For this study, cases were included in which HDS was suspected as the cause of liver injury and originally scored as definite (> 95%); highly likely (75–94%); probable (50–74%); possible (25–49%); and unlikely (< 25%) DILI and for which product was collected from the patient for chemical analysis. Reviewers were blinded to original causality scores performed when the chemical analysis data were not available. There were 54 cases enrolled between 2004 and December 2020 that met these criteria (Fig. 1).

Flowchart of DILIN cases included in analysis

The initial step in our approach was to repeat the standard DILIN structured causality assessment approach with expert opinion from a panel of DILIN investigators (Table 1). The purpose of repeating the original causality assessment process was to create contemporaneous baseline scores for cases reviewed by the same reviewers involved in the second step of our study. Three reviewers were assigned to each case. An overall score that reflected the likelihood that the case represented hepatotoxicity due to an agent or agents was assigned.

In the second step, the 54 cases underwent a modified DILIN structured causality assessment approach, in which chemical analysis data were provided during the causality assessment process. Three reviewers were again randomly assigned to the cases for the second step review. The DILIN Data Coordinating Center (DCC) at Duke University was responsible for the random assignment of cases to reviewers, the blinding of reviewers to the original causality assessment scores, and the presentation of chemical analysis data for each case. The chemical analysis data reflected (1) whether the analysis confirmed the labeled contents and (2) the presence of any potential hepatotoxin, as listed above, or pharmaceutical. As per the DILIN’s protocol, cases were circulated to reviewers for independent assessment and score assignment. Scores were then reconciled by email, or when necessary, by conference call and majority vote.

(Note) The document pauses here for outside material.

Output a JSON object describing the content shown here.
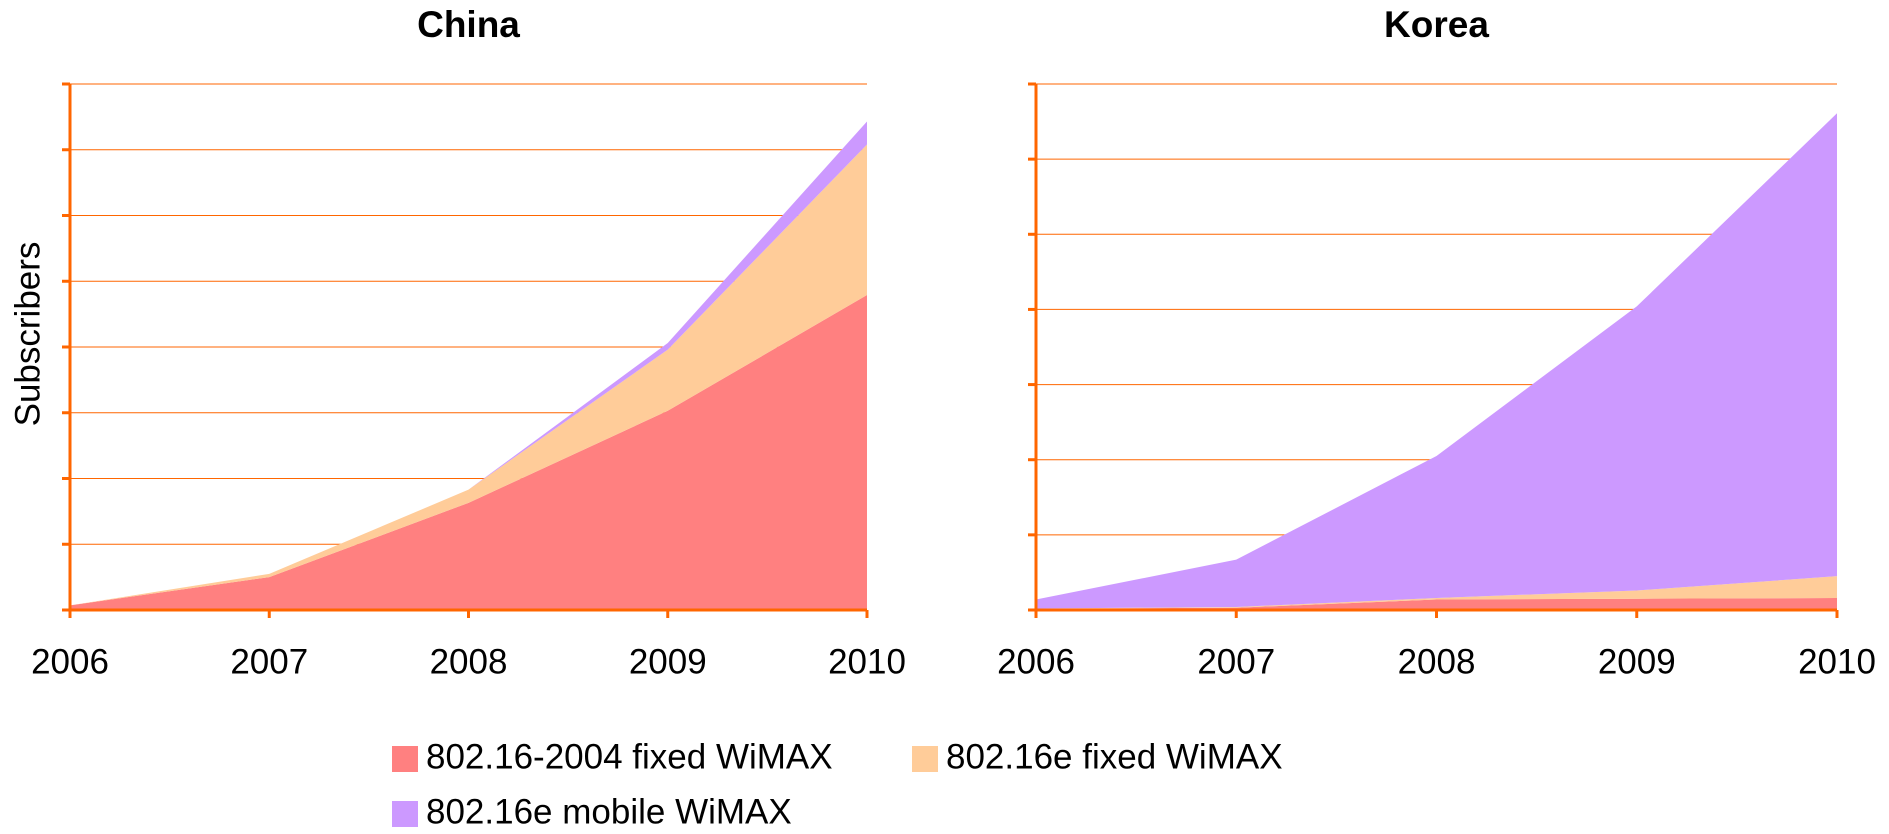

The original overall causality scores (step 1) were compared with the overall causality scores resulting from causality assessment that incorporated chemical analysis (step 2). The data report the number and percentage of cases with the likelihood of DILI moving higher, lower, or remaining the same. To compare the causality scores in the first review versus the causality scores in the second review, we examined the data in a 5 × 5 contingency table cross-classified by the five causality categories from the first and second reviews. We tested whether there was a statistically significant difference in the marginal distributions of this contingency table. Specifically, we test whether the five-category causality distribution in the first review is the same as the five-category causality distribution in the second review. A chi-squared test with four degrees of freedom based on a weighted least square approach was used to test the equality of the two marginal distributions. This test was carried out by using the SAS procedure CATMOD with the weighted least squares approach to account for correlation due to the same subjects were scored twice. All analyses were carried out in SAS version 9.4 and a p-value less than or equal to 0.05 is considered statistically significant.